Começa doce, até que se enjoa e muda de sabor.


07 novembro, 2010

raios de sol e o calor no inverno

passado, passou .
passou, mas levou consigo o meu abrigo, aquele que me protegia do frio, do vento, da erosão, das chuvas e temporais . fiquei nua, gelada e sujeita aos maiores ataques. furacão, o passado varre tudo o que alguma vez tivemos, á sua passagem; deixa a saudade, a doença que nos infecta. doença que só se manifesta com o tempo, tempo esse aliado ao passado, tempo esse, que também nos corroe.
há a primeira fase, em que tentamos reaver o que nos foi tirado. permanecemos ao frio, imóveis, á espera que o abrigo volte, como por magia, traduzido numa brisa.
aos poucos e poucos apercebemo-nos que a hipótese é muito remota, e só em casos muito especiais nos é traduzido o passado ao futuro. é aí que deixamos que a saudade nos abrace e nos aqueça, torna-se num cobertor e aos poucos e poucos vamos apanhando retalhos e construíndo um novo abrigo . é aí que entramos na segunda fase e deixamos que a saudade e o passado fiquem onde devem ficar, no antes, no foi . é aí que 'esquecemos' (:

04 novembro, 2010


fazes o meu mundo parar e o tempo congelar .
fazes do segundo a eternidade que não quero perder , fazes a minha essência estremecer .
7/2010

saudades disto :')

31 outubro, 2010

não vai, não entendo


"difícil não é lutar por aquilo que se quer, mas desistir daquilo que se ama"

alguém me explica ? chamem-lhe falta de maturidade, estupidez, ignorância, chamem-lhe o que quiserem mas não percebo . se se ama para quê desistir ? para quê parar de lutar ? eu não percebo honestamente, e para mim desistir, parar de tentar, é falhar . a sério que só queria perceber .

29 outubro, 2010

versos perdidos

o sonho ao colo,
o desejo na mão,
digo sim e com um beijo
ao teu triste e amargo não.

(e sim, poesia não é bem o meu forte xD)

25 outubro, 2010

silêncio, estou a dar em doida !

a melodia silênciou-se.
já não há harmonia, nem tão pouco compassos de espera. não há som, vibração, ruído que lhe valha. não danço, não canto, recuso-me. impressionante, mas ainda oiço a música, a nossa música.

23 outubro, 2010

doenças da alma

queria ser muda para não dizer o que não deve ser dito; surda para não ouvir os gritos da saudade, do arrependimento; cega para quem devia ser invisível; não ter gosto pelos sabores amargos ou azedos, saborear o doce, o picante; não sentir o que dói, nao sentir o frio que todo o quente arrefece; não sentir o cheiro do fracasso ou da desilusão.
mas e depois ? perdia os sentidos

22 outubro, 2010

“Podias ter-me dito que ias sair da minha vida.

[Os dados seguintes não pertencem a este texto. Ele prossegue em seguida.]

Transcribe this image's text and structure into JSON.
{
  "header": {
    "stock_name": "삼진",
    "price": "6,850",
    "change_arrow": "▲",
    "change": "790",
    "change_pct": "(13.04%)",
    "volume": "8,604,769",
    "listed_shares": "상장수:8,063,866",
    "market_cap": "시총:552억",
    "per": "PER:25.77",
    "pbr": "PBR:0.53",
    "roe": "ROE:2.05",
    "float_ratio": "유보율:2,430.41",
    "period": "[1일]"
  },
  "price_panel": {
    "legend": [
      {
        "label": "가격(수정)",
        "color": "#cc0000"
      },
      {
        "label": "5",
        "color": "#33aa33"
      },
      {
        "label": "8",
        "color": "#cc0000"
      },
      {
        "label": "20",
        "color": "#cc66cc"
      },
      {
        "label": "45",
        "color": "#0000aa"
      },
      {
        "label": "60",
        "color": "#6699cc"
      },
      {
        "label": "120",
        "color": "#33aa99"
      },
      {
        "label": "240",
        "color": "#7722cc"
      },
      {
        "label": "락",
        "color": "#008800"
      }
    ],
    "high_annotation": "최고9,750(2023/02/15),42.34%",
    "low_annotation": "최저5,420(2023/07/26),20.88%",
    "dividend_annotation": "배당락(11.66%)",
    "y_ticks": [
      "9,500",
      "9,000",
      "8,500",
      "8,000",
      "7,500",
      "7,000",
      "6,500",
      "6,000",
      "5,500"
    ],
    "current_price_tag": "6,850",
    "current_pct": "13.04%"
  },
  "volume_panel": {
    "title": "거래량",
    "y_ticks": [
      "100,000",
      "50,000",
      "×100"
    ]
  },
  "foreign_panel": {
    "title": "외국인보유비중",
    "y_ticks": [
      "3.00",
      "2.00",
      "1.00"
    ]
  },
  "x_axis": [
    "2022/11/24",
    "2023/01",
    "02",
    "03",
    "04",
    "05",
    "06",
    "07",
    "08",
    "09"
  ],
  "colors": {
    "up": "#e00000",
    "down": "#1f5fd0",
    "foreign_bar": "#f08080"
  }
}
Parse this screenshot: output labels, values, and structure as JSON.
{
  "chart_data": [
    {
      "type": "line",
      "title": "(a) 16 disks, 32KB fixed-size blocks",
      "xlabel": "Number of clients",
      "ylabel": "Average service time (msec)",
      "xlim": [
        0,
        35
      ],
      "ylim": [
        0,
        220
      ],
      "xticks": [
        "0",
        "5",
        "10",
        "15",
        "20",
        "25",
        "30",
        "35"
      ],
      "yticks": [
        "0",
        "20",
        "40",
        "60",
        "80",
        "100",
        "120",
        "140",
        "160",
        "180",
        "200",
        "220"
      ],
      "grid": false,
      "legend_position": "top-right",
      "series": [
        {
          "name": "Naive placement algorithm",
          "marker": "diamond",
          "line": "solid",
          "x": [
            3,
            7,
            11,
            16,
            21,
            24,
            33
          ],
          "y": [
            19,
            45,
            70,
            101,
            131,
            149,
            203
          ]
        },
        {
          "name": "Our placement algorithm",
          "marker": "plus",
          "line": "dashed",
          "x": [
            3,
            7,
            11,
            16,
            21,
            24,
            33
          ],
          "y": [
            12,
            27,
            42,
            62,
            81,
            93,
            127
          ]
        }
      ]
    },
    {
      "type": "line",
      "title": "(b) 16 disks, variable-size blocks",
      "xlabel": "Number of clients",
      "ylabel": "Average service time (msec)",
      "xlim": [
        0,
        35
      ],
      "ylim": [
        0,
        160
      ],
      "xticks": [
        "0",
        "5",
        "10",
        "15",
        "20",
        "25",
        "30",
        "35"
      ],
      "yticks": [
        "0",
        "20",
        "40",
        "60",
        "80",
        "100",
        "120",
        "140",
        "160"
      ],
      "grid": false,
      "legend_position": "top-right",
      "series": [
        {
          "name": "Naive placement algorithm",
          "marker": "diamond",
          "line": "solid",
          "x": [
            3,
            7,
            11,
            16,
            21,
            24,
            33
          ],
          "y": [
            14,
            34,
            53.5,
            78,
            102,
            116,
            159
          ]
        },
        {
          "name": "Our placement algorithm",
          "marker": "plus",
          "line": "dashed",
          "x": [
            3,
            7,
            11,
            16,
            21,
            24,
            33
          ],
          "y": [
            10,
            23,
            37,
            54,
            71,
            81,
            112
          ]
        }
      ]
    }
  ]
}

A paixão é mesmo isto, nunca sabemos quando acaba ou se transforma em amor, e eu sabia que a tua paixão não iria resistir à erosão do tempo, ao frio dos dias, ao vazio da cama, ao silêncio da distância. Há um tempo para acreditar, um tempo para viver e um tempo para desistir, e nós tivemos muita sorte porque vivemos todos esses tempos no modo certo. Podias ter-me dito que querias conjugar o verbo desistir. Demorei muito tempo a aceitar que, às vezes, desistir é o mesmo que vencer, sem travar batalhas. Antigamente pensava que não, que quem desiste perde sempre, que a subtracção é a arma mais cobarde dos amantes, e o silêncio a forma mais injusta de deixar fenecer os sonhos. Mas a vida ensinou-me o contrário. Hoje sei que desistir é apenas um caminho possível, às vezes o único que os homens conhecem. Contigo aprendi que o amor é uma força misteriosa e divina. Sei que também aprendeste muito comigo, mais do que imaginas e do que agora consegues alcançar. Só o tempo te vai dar tudo o que de mim guardaste, esse tempo que é uma caixa que se abre ao contrário: de um lado estás tu, e do outro estou eu, a ver-te sem te poder tocar, a abraçar-te todas as noites antes de adormeceres e a cada manhã ao acordares. Não sei quando te voltarei a ver ou a ter notícias tuas, mas sabes uma coisa? Já não me importo, porque guardei-te no meu coração antes de partires. Numa noite perfeita entre tantas outras, liguei o meu coração ao teu com um fio invisível e troquei uma parte da tua alma com a minha, enquanto dormias.”